Irrespective of the method used, it is essential to parametrize the underlying visual model appropriately (Garcia et al., 2017; Olsson et al., 2017). The Weber fraction and receptor densities chosen will strongly affect noise-corrected distances since they directly scale with the JND unit (Bitton et al., 2017). Further, even under adequate values of the Weber fraction it is important to realize that the unit JND usually reflects psychophysical performance under extremely controlled conditions (Kelber et al., 2003; Olsson et al., 2015), and that more conservative estimates of 2-4+ JND may be more appropriate for ecological and evolutionary questions (Osorio et al., 2004; Schaefer et al., 2007). Sensitivity analyses are also useful for exploring the robustness of conclusions against parameter variation, particularly in the case of non-model systems where such values are often assumed or drawn from related species (Bitton et al., 2017; Olsson et al., 2017). More broadly, we affirm recent (and ongoing) calls for pragmatism when drawing inferences from any such model (Marshall & Simmons, 2017; Olsson et al., 2017; Vasas et al., 2017). Colour spaces are valuable tools, but ultimately demand ongoing feedback from physiological and behavioural tests to improve our understanding of complex biological phenomena.

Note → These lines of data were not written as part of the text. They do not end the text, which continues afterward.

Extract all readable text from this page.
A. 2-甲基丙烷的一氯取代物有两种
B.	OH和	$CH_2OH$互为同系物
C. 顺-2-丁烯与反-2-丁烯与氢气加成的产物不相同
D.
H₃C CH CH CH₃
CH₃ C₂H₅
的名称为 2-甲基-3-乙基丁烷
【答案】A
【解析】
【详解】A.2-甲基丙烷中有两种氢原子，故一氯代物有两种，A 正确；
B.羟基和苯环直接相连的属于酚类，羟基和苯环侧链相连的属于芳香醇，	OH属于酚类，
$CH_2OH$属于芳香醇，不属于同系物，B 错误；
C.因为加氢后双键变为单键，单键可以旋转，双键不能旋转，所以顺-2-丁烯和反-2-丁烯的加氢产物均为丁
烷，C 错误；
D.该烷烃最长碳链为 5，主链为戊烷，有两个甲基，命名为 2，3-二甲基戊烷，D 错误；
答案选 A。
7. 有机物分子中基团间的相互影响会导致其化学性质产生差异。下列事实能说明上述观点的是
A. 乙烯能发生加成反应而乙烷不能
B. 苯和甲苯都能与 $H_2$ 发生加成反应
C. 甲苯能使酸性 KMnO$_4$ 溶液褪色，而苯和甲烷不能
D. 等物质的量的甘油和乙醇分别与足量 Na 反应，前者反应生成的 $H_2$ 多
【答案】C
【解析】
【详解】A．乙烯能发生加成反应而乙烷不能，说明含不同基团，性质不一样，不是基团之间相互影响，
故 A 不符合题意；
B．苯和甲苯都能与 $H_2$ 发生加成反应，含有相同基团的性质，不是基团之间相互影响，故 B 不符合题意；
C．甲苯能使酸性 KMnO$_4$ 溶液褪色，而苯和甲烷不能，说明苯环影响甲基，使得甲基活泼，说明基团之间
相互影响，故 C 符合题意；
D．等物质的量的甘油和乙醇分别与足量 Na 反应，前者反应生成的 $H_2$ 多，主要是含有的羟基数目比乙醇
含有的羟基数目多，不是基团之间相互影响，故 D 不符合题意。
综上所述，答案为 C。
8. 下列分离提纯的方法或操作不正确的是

Our results show that insight into the biology of colour and its role in communication is best achieved by disentangling the implicit assumptions in questions of discriminability. By bringing these assumptions to light, our two-step approach offers a flexible procedure for examining the statistical presence and theoretical magnitude of differences between colour samples. We expect it will bring exciting new perspectives on the role of colour in intra- and interspecific interactions, and provide an efficient analytical framework for the study of colour in nature.
Implementation and data accessibility
Analyses and simulations can be found in https://github.com/rmaia/msdichromatism/, and the described methods are fully implemented in the R package pavo as of version 1.3.1, available via CRAN. Key functions include bootcoldist which calculates the bootstrapped confidence intervals for mean distances, while jnd2xyz converts chromatic distances in JNDs to noise-corrected Cartesian coordinates. Multi-dimensional plotting options for noise-converted coordinates are also available. Lizard colour data from Whiting et al. 2015 are available at http://dx.doi.org/10.6084/m9.figshare.1452908.
Author contributions
RM and TEW conceived the ideas, designed methodology, analysed the data, and wrote the manuscript.
Acknowledgments
We would like to thank Ruchira Somaweera for leaf-nosed lizard photographs, and Dan Noble, John Endler and two anonymous reviewers for valuable discussion and comments on earlier drafts of the manuscript. This work was partially supported by a Junior Fellow award from the Simons Foundation to R.M., and an Australian Research Council grant (DP140140107) to T.E.W.